Raka Aldebaran, siswa teladan SMA Harapan, Kapten ekstrakulikuler basket dengan segudang title yang tidak dapat kusebutkan, ditemukan meninggal dunia setelah terjatuh dari balkon kamarnya di lantai tiga. Kalian bertanya apa hubungan kematian seorang pangeran sekolah dengan siswi biasa sepertiku? Tidak ada. Aku hanya kebetulan bertemu dengan siswa 'teladan' lain bernama Ardan Praditya yang dengan mustahilnya merupakan teman dekat Raka sejak kecil. Siswa 'teladan' dengan title yang melampaui Raka, dijauhi satu sekolah, serta dengan kebetulannya menyeretku masuk ke dalam kekacauan ini.
Kringg... bel istirahat. Aku bergegas menuju kantin, bahkan mengabaikan panggilan teman semejaku hanya untuk menemukan segerombol siswi sedang bergerumul membicarakan sesuatu.
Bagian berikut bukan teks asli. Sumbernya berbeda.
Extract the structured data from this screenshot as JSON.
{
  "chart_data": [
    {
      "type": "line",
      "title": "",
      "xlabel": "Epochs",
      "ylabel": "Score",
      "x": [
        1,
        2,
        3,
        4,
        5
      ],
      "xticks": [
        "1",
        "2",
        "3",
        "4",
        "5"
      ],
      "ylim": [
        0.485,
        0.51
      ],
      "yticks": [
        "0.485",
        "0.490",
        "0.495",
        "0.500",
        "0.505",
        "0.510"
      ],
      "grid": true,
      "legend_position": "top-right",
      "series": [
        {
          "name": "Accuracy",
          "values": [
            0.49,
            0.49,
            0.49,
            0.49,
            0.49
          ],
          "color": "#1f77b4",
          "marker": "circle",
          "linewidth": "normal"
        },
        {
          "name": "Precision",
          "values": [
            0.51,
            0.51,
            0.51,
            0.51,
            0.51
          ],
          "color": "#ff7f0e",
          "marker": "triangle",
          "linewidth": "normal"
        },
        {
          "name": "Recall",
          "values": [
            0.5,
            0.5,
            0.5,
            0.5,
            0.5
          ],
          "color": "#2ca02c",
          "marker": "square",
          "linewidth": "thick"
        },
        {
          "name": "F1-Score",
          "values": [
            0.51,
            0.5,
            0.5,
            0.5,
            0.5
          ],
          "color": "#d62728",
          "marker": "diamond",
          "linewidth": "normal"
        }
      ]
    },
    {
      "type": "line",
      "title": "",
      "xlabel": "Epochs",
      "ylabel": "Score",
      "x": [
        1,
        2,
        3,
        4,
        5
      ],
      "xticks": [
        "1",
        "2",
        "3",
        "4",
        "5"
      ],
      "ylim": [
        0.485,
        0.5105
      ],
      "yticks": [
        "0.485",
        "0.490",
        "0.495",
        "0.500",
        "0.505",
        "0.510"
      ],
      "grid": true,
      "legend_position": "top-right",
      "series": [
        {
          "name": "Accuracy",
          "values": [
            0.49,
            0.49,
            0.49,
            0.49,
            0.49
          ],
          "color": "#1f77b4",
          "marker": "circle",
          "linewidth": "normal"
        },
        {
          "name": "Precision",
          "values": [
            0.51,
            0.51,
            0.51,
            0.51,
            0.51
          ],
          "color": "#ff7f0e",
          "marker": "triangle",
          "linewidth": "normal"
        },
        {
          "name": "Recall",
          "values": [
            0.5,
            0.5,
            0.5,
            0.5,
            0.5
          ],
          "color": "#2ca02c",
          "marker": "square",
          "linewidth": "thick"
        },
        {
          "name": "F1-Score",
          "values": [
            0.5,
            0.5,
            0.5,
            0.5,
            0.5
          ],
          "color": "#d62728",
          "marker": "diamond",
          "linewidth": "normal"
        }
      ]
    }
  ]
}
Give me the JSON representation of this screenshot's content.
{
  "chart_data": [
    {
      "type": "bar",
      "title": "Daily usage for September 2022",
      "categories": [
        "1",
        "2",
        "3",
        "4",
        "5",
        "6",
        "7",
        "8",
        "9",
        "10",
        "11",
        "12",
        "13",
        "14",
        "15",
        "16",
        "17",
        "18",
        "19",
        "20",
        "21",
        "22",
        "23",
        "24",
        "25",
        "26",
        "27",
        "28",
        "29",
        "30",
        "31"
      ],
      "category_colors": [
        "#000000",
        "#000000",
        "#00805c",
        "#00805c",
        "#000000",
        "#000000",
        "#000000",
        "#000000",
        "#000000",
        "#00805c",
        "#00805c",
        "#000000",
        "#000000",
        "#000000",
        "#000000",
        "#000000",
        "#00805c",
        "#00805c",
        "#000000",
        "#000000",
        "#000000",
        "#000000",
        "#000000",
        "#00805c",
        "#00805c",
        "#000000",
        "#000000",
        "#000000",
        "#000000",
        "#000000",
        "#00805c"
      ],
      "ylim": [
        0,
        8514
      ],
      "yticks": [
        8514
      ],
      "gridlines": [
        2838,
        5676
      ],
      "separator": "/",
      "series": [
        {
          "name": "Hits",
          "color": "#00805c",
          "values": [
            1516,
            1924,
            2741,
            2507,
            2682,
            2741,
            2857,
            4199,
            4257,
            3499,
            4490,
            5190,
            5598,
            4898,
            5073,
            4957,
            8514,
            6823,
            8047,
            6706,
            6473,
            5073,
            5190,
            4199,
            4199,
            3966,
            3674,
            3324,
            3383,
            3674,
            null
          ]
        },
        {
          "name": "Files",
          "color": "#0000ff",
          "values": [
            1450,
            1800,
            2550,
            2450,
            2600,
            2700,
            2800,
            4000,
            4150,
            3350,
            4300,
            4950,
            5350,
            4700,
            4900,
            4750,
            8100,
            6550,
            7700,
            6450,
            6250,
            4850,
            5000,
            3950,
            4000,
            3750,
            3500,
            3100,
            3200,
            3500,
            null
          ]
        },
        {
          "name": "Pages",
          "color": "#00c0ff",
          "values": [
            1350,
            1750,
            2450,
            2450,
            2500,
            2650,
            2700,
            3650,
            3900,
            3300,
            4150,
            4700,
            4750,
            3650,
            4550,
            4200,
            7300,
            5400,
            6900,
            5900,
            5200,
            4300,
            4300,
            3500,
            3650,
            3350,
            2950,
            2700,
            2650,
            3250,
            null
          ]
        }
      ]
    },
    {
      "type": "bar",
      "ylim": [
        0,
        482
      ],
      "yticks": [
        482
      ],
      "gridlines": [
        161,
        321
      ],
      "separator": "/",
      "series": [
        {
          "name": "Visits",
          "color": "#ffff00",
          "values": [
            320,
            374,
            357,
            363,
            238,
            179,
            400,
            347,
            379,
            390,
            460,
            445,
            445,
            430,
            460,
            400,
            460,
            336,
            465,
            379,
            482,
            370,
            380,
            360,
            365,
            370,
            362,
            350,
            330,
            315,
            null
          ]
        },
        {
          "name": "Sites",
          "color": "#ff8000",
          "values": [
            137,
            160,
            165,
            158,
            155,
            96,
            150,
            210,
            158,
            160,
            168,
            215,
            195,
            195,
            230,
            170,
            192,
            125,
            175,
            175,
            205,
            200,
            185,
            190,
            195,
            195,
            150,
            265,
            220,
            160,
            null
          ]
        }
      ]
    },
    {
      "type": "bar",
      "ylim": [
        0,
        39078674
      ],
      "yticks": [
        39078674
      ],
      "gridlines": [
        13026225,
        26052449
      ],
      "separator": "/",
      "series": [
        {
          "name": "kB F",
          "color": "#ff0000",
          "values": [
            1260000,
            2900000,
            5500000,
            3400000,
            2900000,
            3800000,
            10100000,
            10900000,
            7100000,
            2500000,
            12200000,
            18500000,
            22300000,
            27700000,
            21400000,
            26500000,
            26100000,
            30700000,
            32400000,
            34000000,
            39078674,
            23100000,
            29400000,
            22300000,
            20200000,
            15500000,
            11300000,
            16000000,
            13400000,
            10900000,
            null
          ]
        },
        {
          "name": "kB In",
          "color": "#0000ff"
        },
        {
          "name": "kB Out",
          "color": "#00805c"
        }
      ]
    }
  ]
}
"Mereka bilang Raka bunuh diri."
"Bukankah tidak masuk akal?"
"Kenapa seseorang yang berprestasi seperti Raka rela melakukan itu?"
Seminggu telah berlalu sejak berita kematian Raka tersebar. Sepertinya mereka masih belum dapat merelakan kepergian pangeran sekolah itu. Hanya helaan nafas yang dapat aku keluarkan. Bukan berarti aku lelah atau membenci apa yang mereka bicarakan, semua pertanyaan yang mereka lontarkan sebenarnya terdengar masuk akal bagiku. Sayangnya, aku tidak menyukai keramaian dan sesuatu yang merepotkan. Begitu menyadari bahwa pembicaraan mereka tidak akan selesai dalam waktu singkat, kuputuskan untuk angkat kaki dari kantin. "Semoga Jauhara membawa bekal lebih," pikirku sambil meninggalkan kantin. "Kau ingin tau jawaban dari pertanyaan mereka?"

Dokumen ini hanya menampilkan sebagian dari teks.